A: GnRH (pulsatile) → FSH and LH from anterior pituitary. Follicular phase: FSH stimulates follicle → rising estrogen → NEGATIVE feedback (preventing premature surge). Day 12-13: estrogen exceeds threshold → POSITIVE feedback → LH surge → ovulation day 14. Corpus luteum: progesterone + estrogen → NEGATIVE feedback suppresses FSH/LH. No pregnancy: corpus luteum degenerates → drop in hormones → menstruation → FSH rises → new cycle. Oral contraceptives mimic constant progesterone/estrogen → suppress FSH/LH → no ovulation.
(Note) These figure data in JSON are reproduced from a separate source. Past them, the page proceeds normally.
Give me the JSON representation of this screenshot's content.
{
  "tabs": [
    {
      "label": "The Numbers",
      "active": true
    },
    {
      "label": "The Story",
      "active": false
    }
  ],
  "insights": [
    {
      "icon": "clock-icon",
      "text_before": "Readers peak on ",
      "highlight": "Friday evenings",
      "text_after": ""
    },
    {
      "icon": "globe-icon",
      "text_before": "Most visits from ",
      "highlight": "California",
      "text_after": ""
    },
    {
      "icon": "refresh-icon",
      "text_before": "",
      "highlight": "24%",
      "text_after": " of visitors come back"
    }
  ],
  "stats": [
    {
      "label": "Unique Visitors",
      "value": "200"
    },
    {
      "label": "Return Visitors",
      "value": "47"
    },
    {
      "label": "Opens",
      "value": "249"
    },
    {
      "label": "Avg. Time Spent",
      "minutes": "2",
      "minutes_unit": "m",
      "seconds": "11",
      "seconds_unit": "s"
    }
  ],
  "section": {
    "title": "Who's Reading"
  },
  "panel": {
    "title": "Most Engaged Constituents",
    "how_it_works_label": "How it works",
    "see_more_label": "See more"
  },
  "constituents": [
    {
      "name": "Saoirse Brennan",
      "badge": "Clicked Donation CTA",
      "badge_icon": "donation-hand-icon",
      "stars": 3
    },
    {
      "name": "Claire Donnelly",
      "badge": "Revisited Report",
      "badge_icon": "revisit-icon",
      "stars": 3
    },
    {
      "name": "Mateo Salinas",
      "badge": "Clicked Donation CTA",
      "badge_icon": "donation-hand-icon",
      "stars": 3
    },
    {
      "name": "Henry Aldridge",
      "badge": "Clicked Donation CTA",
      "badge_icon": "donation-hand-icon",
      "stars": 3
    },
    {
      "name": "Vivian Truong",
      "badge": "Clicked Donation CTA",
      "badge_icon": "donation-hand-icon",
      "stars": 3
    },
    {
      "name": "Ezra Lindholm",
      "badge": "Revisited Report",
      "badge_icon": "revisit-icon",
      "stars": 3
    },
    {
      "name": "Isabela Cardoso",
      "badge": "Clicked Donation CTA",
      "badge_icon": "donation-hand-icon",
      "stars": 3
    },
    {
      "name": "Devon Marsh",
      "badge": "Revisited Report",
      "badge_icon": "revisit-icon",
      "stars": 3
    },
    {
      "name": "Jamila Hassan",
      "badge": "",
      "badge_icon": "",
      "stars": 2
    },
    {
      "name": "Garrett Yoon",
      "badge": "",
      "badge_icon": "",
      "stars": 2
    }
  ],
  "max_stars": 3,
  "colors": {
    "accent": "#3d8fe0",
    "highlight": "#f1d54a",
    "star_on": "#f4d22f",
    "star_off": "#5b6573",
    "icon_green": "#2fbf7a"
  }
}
Q: What are the stages of embryonic development from fertilization to implantation?
A: Day 0: Fertilization in ampulla → zygote. Days 1-3: Cleavage → morula (16+ cells). Day 4-5: Blastocyst forms (inner cell mass + trophoblast, zona pellucida hatches). Day 6-10: Implantation in posterior uterine wall. Day 8: Bilaminar disc. Day 14-21: Gastrulation → three germ layers from epiblast. Week 3: Notochord induces neurulation. Neural tube defects (spina bifida, anencephaly) = failure of neural tube closure → prevented by folic acid.
Q: What are the three germ layers and what does each form?
A: Ectoderm → skin, nervous system (brain, spinal cord), sense organs, lens, tooth enamel. Mesoderm → muscle (all types), bone, connective tissue, cardiovascular system, kidneys, gonads, spleen, adrenal cortex. Endoderm → lining of GI tract, respiratory tract, liver, pancreas, thyroid, bladder, urethra. Memory: Ectoderm = Exterior; Endoderm = interior linings; Mesoderm = middle/musculoskeletal.
Q: What is an ectopic pregnancy and what are the warning signs?
A: Fertilized egg implants outside uterus — 95% in fallopian tube (ampulla). Risk factors: PID/Chlamydia (tubal scarring), previous ectopic, tubal surgery, IUD, smoking. Classic triad: amenorrhea + pelvic pain + vaginal bleeding. Rupture → hemorrhagic shock, shoulder tip pain (diaphragm irritation). Diagnosis: hCG rising abnormally slowly + transvaginal US (no IUP with hCG >1500-2000). Treatment: methotrexate (unruptured) or surgery.
Q: Trace the path of sperm from production to ejaculation.
A: SEVEN UP: Seminiferous tubules (spermatogenesis, ~64 days) → Epididymis (maturation and storage, 2-3 weeks) → Vas deferens (transport) → Ejaculatory duct → (Nothing — prostate and seminal vesicles add fluid here) → Urethra → Penis. Seminal vesicles provide 60% of semen volume (fructose for energy). Prostate provides alkaline fluid (neutralizes vaginal acidity). Bulbourethral glands: pre-ejaculatory fluid.